Обычная, общепринятая концепция справедливости, соответствующей основополагающим моральным принципам, сосредоточена на защите обособленности личности. Эта индивидуалистическая ориентация подчеркивает права человека на жизнь, свободу и стремление к счастью; равные возможности; справедливое обращение с собой и правосудие. Все это основывается на предположении, что люди имеют конкурирующие между собой запросы на справедливость и находятся в конфликте друг с другом из-за доступности ресурсов или возможностей по усилению личных позиций. Ориентация же на заботу, напротив, предполагает взгляды на взаимосвязанность людей. Моральные заповеди, вытекающие из этой ориентации, вращаются вокруг чувствительности к устремлениям окружающих, ответственности за их благополучие и возможности пожертвовать собственными потребностями ради нужд других. Столкнувшись со сложной ситуацией, человек должен решить для себя, что в данных условиях более приемлемо: отстаивать свои права, проявлять заботу о нуждах и правах других или просто преследовать свои интересы.
Исследования показывают, что даже дети дошкольного возраста способны принимать решения, основываясь на представлениях о морали и нравственности. Им доступно понимание различий между проступками, носящими характер моральных трансгрессий, и другими формами предосудительного поведения, в особенности нарушением общепринятых норм. Они знают, чем отличается оплошность, которая вызовет у них стыд или смущение, от преднамеренной моральной трансгрессии, которая может причинить вред другому человеку. Дети в состоянии видеть отклонения от морально-нравственных норм, воспринимать их как нечто неправильное даже в тех случаях, когда над ними непосредственно не довлеет авторитет кого-то, кто имеет над ними некоторую власть, или когда не существуют особые правила, запрещающие такого рода трансгрессии. Они также способны проводить различия между справедливостью и небезразличием; могут указать, когда имеет место нарушение прав, попрание справедливости и делается что-то нечестное, а когда – нарушение обязательств, касающихся отношений, ответственности и чувств[323].
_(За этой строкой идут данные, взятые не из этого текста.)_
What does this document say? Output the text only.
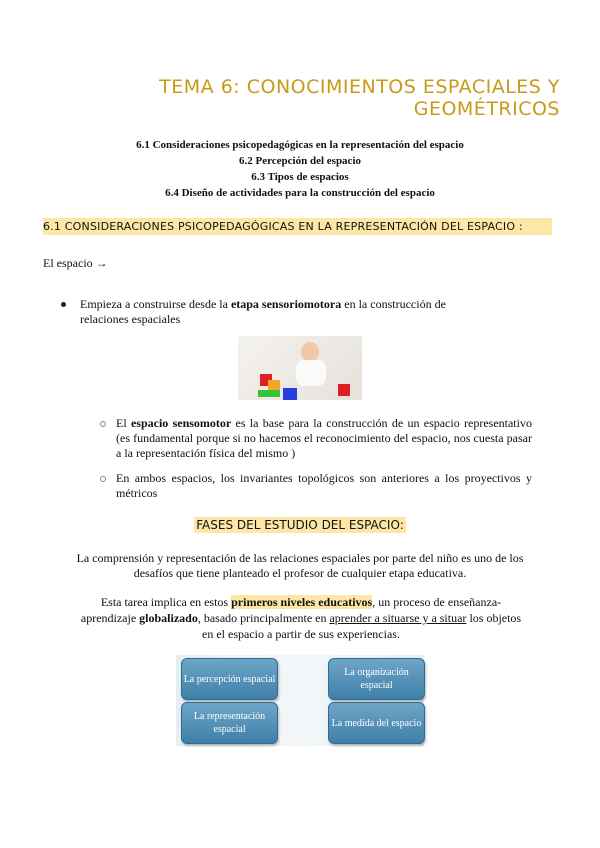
TEMA 6: CONOCIMIENTOS ESPACIALES Y
GEOMÉTRICOS
6.1 Consideraciones psicopedagógicas en la representación del espacio
6.2 Percepción del espacio
6.3 Tipos de espacios
6.4 Diseño de actividades para la construcción del espacio
6.1 CONSIDERACIONES PSICOPEDAGÓGICAS EN LA REPRESENTACIÓN DEL ESPACIO :
El espacio →
Empieza a construirse desde la etapa sensoriomotora en la construcción de relaciones espaciales
El espacio sensomotor es la base para la construcción de un espacio representativo (es fundamental porque si no hacemos el reconocimiento del espacio, nos cuesta pasar a la representación física del mismo )
En ambos espacios, los invariantes topológicos son anteriores a los proyectivos y métricos
FASES DEL ESTUDIO DEL ESPACIO:
La comprensión y representación de las relaciones espaciales por parte del niño es uno de los desafíos que tiene planteado el profesor de cualquier etapa educativa.
Esta tarea implica en estos primeros niveles educativos, un proceso de enseñanza-aprendizaje globalizado, basado principalmente en aprender a situarse y a situar los objetos en el espacio a partir de sus experiencias.
La percepción espacial
La organización espacial
La representación espacial
La medida del espacio
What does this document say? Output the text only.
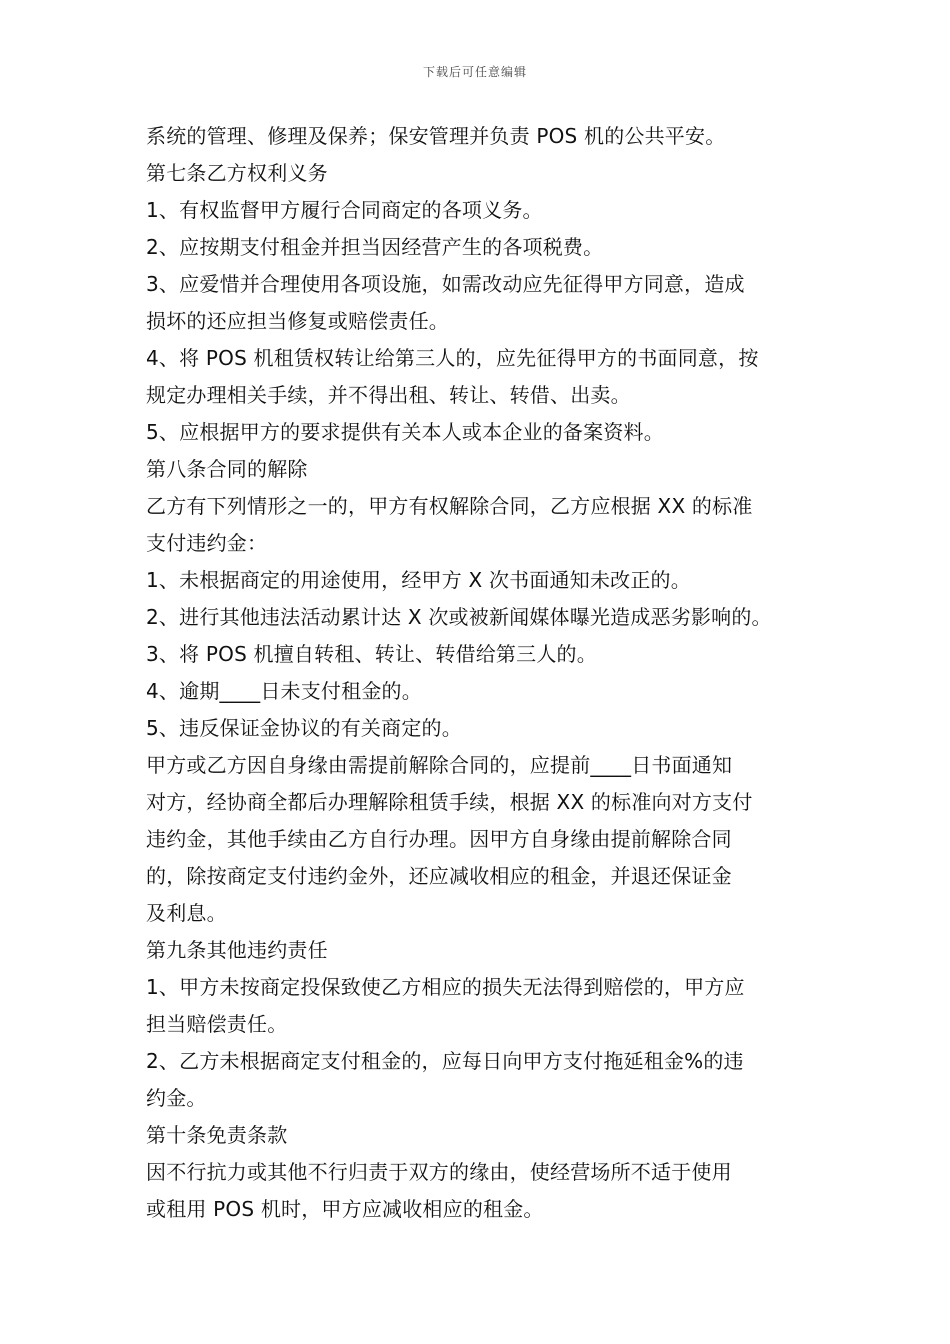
下载后可任意编辑
系统的管理、修理及保养；保安管理并负责 POS 机的公共平安。
第七条乙方权利义务
1、有权监督甲方履行合同商定的各项义务。
2、应按期支付租金并担当因经营产生的各项税费。
3、应爱惜并合理使用各项设施，如需改动应先征得甲方同意，造成
损坏的还应担当修复或赔偿责任。
4、将 POS 机租赁权转让给第三人的，应先征得甲方的书面同意，按
规定办理相关手续，并不得出租、转让、转借、出卖。
5、应根据甲方的要求提供有关本人或本企业的备案资料。
第八条合同的解除
乙方有下列情形之一的，甲方有权解除合同，乙方应根据 XX 的标准
支付违约金：
1、未根据商定的用途使用，经甲方 X 次书面通知未改正的。
2、进行其他违法活动累计达 X 次或被新闻媒体曝光造成恶劣影响的。
3、将 POS 机擅自转租、转让、转借给第三人的。
4、逾期____日未支付租金的。
5、违反保证金协议的有关商定的。
甲方或乙方因自身缘由需提前解除合同的，应提前____日书面通知
对方，经协商全都后办理解除租赁手续，根据 XX 的标准向对方支付
违约金，其他手续由乙方自行办理。因甲方自身缘由提前解除合同
的，除按商定支付违约金外，还应减收相应的租金，并退还保证金
及利息。
第九条其他违约责任
1、甲方未按商定投保致使乙方相应的损失无法得到赔偿的，甲方应
担当赔偿责任。
2、乙方未根据商定支付租金的，应每日向甲方支付拖延租金%的违
约金。
第十条免责条款
因不行抗力或其他不行归责于双方的缘由，使经营场所不适于使用
或租用 POS 机时，甲方应减收相应的租金。
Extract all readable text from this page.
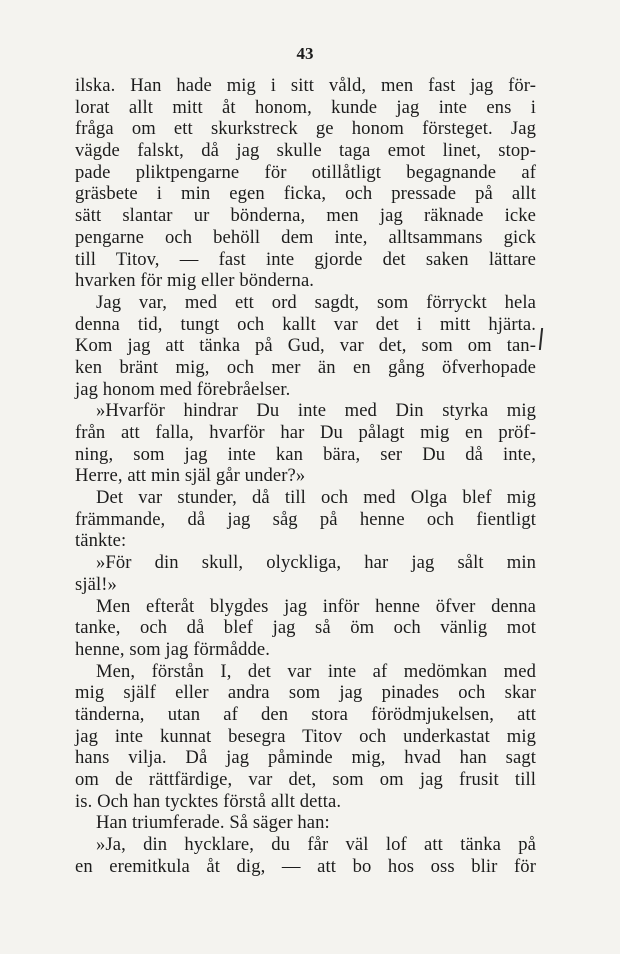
43
ilska. Han hade mig i sitt våld, men fast jag för-
lorat allt mitt åt honom, kunde jag inte ens i
fråga om ett skurkstreck ge honom försteget. Jag
vägde falskt, då jag skulle taga emot linet, stop-
pade pliktpengarne för otillåtligt begagnande af
gräsbete i min egen ficka, och pressade på allt
sätt slantar ur bönderna, men jag räknade icke
pengarne och behöll dem inte, alltsammans gick
till Titov, — fast inte gjorde det saken lättare
hvarken för mig eller bönderna.
Jag var, med ett ord sagdt, som förryckt hela
denna tid, tungt och kallt var det i mitt hjärta.
Kom jag att tänka på Gud, var det, som om tan-
ken bränt mig, och mer än en gång öfverhopade
jag honom med förebråelser.
»Hvarför hindrar Du inte med Din styrka mig
från att falla, hvarför har Du pålagt mig en pröf-
ning, som jag inte kan bära, ser Du då inte,
Herre, att min själ går under?»
Det var stunder, då till och med Olga blef mig
främmande, då jag såg på henne och fientligt
tänkte:
»För din skull, olyckliga, har jag sålt min
själ!»
Men efteråt blygdes jag inför henne öfver denna
tanke, och då blef jag så öm och vänlig mot
henne, som jag förmådde.
Men, förstån I, det var inte af medömkan med
mig själf eller andra som jag pinades och skar
tänderna, utan af den stora förödmjukelsen, att
jag inte kunnat besegra Titov och underkastat mig
hans vilja. Då jag påminde mig, hvad han sagt
om de rättfärdige, var det, som om jag frusit till
is. Och han tycktes förstå allt detta.
Han triumferade. Så säger han:
»Ja, din hycklare, du får väl lof att tänka på
en eremitkula åt dig, — att bo hos oss blir för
Даже в очень раннем возрасте ребенок может чувствовать радость, когда оказывается способен помочь товарищу, и вину, когда он его обижает. Дети способны расценивать как «неправильное» эгоцентрическое поведение, когда, например, принимается решение пойти в кино, вместо того чтобы навестить больного друга; а также как «правильное» – когда они совершают разные общественно одобряемые поступки, например возвращают владельцу потерянную игрушку. Конечно, часто бывает, что даже если дети знают, как правильно поступать в определенной ситуации, их эгоистичные мотивы побеждают. И они часто весьма искусны в логическом обосновании того, почему в конкретном случае нужно сделать исключение из морального правила.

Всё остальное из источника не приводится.